An Unkindness of Ghosts by Rivers Solomon
When I finished An Unkindness of Ghosts and put it down, I almost immediately picked it up again to re-read from the beginning, to admire how early certain seeds were sown, how thoroughly integrated were its plantation roots into space-faring soil. This book is not an allegory for life on plantations: it’s a transposition, and through it an interrogation, an investigation, of the falsehoods and broken memories of a nightmare past. It drags up pervasive stereotypes of happy mammies and consenting love between slaver and enslaved and vivisects them, the dextrous voices of characters like Aint Melusine and Giselle deployed like scalpels to part the inflamed skin of bad history.
The Rules of Magic by Alice Hoffman
The Owens women have always had grey eyes, a spark of magic, and bad luck in love. Legend has it that their ancestor, Maria Owens, abandoned by her lover and accused of witchcraft during the Salem trials, cursed her bloodline to prevent her daughters suffering as she did. But Maria’s journal also urges her descendants to “fall in love whenever you can,” and the contradiction between curse and command is at the heart of Francis, Jet, and Vincent’s lives. Coming of age on the Upper East Side with fashionable parents suspicious of the extraordinary, they explore and develop their powers together in secret — all the while resisting, and failing to resist, falling in love, with catastrophic consequences.
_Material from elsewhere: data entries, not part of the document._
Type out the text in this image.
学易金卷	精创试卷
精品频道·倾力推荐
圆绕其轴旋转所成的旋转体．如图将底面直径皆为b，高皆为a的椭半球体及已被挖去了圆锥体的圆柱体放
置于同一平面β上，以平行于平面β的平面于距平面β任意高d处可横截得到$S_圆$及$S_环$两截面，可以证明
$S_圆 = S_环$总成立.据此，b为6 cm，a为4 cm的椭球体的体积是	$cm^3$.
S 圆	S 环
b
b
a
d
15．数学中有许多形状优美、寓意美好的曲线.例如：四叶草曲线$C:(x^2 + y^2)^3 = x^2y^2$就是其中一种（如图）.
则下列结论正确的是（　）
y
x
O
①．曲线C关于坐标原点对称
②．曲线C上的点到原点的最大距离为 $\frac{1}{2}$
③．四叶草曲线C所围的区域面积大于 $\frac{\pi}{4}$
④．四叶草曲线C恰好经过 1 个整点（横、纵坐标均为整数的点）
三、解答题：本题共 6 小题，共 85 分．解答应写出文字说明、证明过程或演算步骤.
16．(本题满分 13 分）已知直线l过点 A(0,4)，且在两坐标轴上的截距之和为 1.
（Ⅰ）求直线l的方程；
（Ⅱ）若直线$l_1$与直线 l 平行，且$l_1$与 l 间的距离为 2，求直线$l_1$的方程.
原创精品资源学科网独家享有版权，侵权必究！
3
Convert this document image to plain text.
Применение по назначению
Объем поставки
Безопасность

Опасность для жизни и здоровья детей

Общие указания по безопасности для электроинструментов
Other than those, I read Naomi Alderman’s The Power, Brooke Bolander’s forthcoming novella The Only Harmless Great Thing, and am halfway through Fran Wilde’s Horizon, the conclusion to her Bone Universe trilogy. I hope to fit Karin Tidbeck’s Amatka and Max Gladstone’s Ruin of Angels in by the weekend, Can*Con and two weeks of upcoming travel notwithstanding! More on which later.